Building a strong understanding of the learner came first so everything else could be built around that answer.
PROFILE 01
The student
Academic vocabulary, university life, written expression. French for the classroom and beyond.
PROFILE 02
The worker
Professional communication, meetings, emails, adapted to your industry field.
PROFILE 03
The traveller
Practical phrases for transport, restaurants, accommodation.
PROFILE 04
The curious one
Casual conversation, Québec culture, regional expressions — the French that makes you sound like you belong.
Every decision has a reason
The onboarding was designed to gather exactly what the app needs, no more, no less.
-
The core - Path selection
Choosing a profile adjust the learning tree, the copy, the content on which emphasis is put to taylor it to the learner's specific needs.
-
Conditional field selection
If you opt for the professional path, you have to select your field. A marketing professional and a healthcare worker don't share the same vocabulary. This step only exists because it matters: the other three profiles skip it entirely.
-
Fluency test placed after profile selection
Most apps test your level first, then show you content. French'icitte does it the other way around: your fluency test is contextualised to the chosen path, so it measures the French you actually need, because a traveller's A2 is not necessarily a professional's A2.
Compare first,
choose second
Profile selection is the core decision that shapes the entire experience.
The interaction pattern reflects that weight:
you see all options simultaneously, then explore in depth before committing.

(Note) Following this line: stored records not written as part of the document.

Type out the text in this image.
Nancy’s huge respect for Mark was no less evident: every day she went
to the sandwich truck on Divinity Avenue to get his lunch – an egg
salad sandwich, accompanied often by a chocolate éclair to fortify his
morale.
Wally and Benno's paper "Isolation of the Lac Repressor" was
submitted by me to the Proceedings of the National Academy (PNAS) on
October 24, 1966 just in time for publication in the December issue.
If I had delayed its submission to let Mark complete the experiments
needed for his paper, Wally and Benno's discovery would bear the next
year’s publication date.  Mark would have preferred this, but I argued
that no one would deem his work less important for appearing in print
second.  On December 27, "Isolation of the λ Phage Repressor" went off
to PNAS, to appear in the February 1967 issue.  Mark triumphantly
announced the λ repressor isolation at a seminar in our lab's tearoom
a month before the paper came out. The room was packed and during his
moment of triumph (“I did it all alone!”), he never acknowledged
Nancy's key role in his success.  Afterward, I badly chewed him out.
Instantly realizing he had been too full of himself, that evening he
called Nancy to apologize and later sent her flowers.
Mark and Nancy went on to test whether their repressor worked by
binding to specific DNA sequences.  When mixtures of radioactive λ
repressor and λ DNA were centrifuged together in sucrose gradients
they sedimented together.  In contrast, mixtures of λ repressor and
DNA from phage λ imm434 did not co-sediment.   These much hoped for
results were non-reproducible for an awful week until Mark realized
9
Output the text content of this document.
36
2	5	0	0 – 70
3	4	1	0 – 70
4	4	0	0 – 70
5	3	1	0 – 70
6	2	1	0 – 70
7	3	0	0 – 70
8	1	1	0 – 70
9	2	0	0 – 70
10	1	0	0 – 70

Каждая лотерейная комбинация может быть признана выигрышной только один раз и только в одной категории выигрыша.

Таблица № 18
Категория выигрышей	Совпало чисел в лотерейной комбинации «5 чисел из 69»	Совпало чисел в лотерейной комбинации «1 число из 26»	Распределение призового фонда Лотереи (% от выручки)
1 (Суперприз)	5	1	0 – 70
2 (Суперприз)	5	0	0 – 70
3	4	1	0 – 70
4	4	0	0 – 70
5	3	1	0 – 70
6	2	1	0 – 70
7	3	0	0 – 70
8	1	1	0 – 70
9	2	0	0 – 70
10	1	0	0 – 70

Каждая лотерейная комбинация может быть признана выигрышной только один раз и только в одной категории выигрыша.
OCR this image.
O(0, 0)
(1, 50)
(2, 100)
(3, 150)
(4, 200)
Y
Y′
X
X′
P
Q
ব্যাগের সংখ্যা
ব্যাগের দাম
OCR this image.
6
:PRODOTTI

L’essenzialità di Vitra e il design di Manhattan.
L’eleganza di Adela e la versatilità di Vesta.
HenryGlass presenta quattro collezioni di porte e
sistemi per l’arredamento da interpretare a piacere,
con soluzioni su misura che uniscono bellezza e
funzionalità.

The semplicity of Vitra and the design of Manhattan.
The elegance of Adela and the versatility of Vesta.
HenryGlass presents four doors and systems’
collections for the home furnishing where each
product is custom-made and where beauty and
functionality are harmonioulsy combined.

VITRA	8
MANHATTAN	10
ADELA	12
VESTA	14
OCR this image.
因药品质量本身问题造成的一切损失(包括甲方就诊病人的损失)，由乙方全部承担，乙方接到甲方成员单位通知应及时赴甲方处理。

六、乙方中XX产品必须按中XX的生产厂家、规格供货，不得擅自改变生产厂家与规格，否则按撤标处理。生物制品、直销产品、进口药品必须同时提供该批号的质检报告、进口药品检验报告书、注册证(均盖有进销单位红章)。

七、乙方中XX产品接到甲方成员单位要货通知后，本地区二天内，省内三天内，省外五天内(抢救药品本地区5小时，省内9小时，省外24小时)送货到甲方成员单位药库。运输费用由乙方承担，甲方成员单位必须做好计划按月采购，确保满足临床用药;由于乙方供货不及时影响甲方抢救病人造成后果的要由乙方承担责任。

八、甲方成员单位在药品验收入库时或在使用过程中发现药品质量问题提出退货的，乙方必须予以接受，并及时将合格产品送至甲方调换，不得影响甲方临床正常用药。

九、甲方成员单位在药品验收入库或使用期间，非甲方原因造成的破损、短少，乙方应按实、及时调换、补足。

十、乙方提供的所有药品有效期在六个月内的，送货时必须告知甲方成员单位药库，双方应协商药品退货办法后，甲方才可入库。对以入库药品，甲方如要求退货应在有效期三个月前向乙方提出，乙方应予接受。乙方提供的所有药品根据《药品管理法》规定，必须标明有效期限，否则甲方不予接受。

You are the learner, so you make the choices.
Step 1
See all 4 profiles
All options visible at once. Users can compare descriptions and example sentences before tapping.
Step 2
Explore by swiping
Selected card expands. Peek of adjacent cards invites swiping. Users can browse all profiles without going back.
Built just for you
Every screen is profile-aware. The Dashboard displays differently depending on your day, the learning tree branches are organised differently depending on who you are, and exercises differ according to your path.
What I learned
& what comes next
takeaway
What I have learnt
Designing for personalisation means making decisions at every level. It starts with onboarding, then consistent copy, exercise content, completion messages follow through. The system is only as strong as its least-personalised moment.
improvements
What I would revisit
The learning tree is rather basic and is not as engaging as the other tabs. I need to study what users would benefit from a broader or more specific set depending on their industry.
PROFILE 02
The next step
User testing the onboarding flow, specifically whether the grid-first, swipe pattern reduces drop-off compared to a single swipeable stack from the start. Then: the Explore tab for cultural content.